Naturalmente la strada da compiere è del tutto figurata e il viaggio da intraprendere è squisitamente interiore, in quanto è dentro di noi che dobbiamo scavare, tra i recessi latenti e segreti della nostra Anima. Proprio per questo, per via dell’unicità di ogni persona, se la domanda di partenza è la stessa il cammino non può al contrario che essere diverso. Non ci sono prescrizioni possibili da dare, né corsie preferenziali: il cammino è “particolare”, perché il ritorno al Sé è concesso a tutti ma la chiave per accedervi può avere forme diverse.
“Non si tratta di dire all’uomo quale cammino deve percorrere: perché c’è una via in cui si segue Dio con lo studio e un’altra con la preghiera una con il digiuno e un’altra mangiando. È compito di ogni uomo conoscere bene verso quale cammino lo attrae il proprio cuore e poi scegliere quello con tutte le forze”.
Anche se il cammino non è univoco, Buber indica tuttavia alcuni consigli preliminari che possono essere validi per tutti. Il primo, imprescindibile, è quello di conoscere se stessi, perché se davvero il cammino è speculare alla propria anima, allora soltanto seguendo il principio socratico “conosci te stesso” si può sperare di cogliere la modalità di percorso più adatta. Il secondo riguarda invece la concentrazione sul sé, senza imitare le strade compiute dagli altri: i grandi che hanno camminato prima di noi possono fungere certamente da esempio ma dobbiamo trovare la nostra strada particolare e unica, in quanto vedere gli altri fa perdere di vista il proprio irripetibile sé.
Un altro consiglio fondamentale è però quasi in contraddizione con il secondo, ossia quello di “non preoccuparsi di sé”. L’apparente paradosso – dimenticarsi di se stessi come modalità per concentrasi su se stessi – si scioglie, tuttavia, in una duplice prospettiva: anche i più piccoli legami con il mondo e gli incontri quotidiani possono offrire arricchimento all’Anima; il cammino in se stessi non deve avere anche fine in noi stessi, bensì deve avere l’obiettivo di riemergere all’esterno con una nuova consapevolezza.

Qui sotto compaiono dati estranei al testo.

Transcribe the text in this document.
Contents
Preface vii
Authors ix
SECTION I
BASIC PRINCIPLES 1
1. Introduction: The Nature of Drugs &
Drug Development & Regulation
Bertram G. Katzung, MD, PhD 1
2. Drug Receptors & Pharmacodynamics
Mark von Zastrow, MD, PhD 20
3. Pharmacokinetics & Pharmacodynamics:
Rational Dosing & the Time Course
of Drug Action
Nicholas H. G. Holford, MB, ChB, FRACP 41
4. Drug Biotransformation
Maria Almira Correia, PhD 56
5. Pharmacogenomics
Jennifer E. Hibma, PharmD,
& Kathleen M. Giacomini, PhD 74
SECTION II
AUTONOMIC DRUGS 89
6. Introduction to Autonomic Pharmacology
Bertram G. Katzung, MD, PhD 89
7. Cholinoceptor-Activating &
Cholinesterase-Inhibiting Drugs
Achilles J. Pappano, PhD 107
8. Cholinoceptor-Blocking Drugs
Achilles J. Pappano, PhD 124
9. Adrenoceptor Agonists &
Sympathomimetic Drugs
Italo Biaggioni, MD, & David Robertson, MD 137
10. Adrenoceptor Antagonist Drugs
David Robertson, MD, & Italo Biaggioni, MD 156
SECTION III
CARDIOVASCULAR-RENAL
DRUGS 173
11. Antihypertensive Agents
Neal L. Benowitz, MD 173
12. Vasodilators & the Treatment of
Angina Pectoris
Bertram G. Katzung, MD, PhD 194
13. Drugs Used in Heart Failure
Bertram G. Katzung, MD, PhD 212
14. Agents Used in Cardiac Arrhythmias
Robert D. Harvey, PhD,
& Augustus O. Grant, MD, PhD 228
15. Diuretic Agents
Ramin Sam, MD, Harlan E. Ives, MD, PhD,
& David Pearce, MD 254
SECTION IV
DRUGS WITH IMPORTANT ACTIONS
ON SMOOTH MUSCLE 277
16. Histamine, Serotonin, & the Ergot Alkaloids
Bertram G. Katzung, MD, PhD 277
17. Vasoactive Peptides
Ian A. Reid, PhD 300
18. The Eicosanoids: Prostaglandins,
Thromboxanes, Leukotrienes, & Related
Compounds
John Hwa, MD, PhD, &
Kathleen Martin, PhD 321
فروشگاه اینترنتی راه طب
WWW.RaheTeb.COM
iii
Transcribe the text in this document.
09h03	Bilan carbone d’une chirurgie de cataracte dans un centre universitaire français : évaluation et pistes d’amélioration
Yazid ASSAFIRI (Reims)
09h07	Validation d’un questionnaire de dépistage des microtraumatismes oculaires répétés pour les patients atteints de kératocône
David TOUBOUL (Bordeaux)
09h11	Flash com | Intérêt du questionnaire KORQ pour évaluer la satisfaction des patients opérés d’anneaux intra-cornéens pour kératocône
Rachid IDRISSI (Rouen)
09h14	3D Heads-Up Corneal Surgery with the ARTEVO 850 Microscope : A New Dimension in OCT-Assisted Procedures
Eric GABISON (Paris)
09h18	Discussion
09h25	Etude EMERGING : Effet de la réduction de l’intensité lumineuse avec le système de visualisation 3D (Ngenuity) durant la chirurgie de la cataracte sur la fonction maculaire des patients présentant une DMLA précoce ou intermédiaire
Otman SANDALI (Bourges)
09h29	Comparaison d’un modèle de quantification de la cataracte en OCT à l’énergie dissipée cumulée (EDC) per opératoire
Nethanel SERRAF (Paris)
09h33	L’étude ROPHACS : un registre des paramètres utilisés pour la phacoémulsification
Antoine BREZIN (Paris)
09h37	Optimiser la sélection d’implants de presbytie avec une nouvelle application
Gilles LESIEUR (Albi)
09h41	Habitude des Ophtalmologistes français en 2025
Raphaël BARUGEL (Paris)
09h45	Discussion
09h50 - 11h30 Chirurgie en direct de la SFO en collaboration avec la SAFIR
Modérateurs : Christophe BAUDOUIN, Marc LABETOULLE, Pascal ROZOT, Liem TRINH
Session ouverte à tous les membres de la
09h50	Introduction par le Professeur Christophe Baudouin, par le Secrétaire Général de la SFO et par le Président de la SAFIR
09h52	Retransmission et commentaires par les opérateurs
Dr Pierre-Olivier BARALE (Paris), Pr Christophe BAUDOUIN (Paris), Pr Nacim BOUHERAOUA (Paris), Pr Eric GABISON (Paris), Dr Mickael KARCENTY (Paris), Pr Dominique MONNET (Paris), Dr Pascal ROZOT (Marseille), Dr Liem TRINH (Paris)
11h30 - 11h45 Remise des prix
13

L’invito definitivo, dunque, non è quello di sfuggire dal nascondimento (nel caos del mondo) con un altro nascondimento (quello in se stesso), ma quello di tenere aperto il flusso di scambi tra il fuori e il dentro, di modo che “quando l’uomo ha trovato la pace in se stesso può cercarla nel mondo intero”. È forse proprio dal mondo dispersivo e variegato in cui ci troviamo che possiamo partire a riflettere sul senso della mancanza e della perdita che avvertiamo instancabilmente nei momenti di silenzio. La sfida lanciata da Buber è quella di cercare quello che ci manca non inseguendo false illusioni, ma fermandoci dove ci troviamo perché è già lì – nel profondo della nostra Anima – che abbiamo tutto quello di cui abbiamo bisogno per iniziare il cammino. Solo in questo modo possiamo arrivare, finalmente, a trovare la risposta autentica alla domanda iniziale. “Dove sei?” “Esattamente dove mi trovo”.
Riferimenti bibliografici
M. Buber, Il cammino dell’uomo. Secondo l’insegnamento chassidico, tr. It. Gianfranco Bonola, Magnano, Qiqajon, 1999.
-, Confessioni estatiche, cur. It. C. Romani, Milano, Adelphi, 2010.
-, L’eclissi di Dio, tr. It. Ursula Schnabel, Milano, SE, 2022.
Enzo Bianchi, Itinerario della vocazione, Magnano, Qiqajon, 2018.
Gershom Scholem, Martin Buber interprete dell’ebraismo, cur. It. Francesco Ferrari, Firenze, Giuntina, 2015.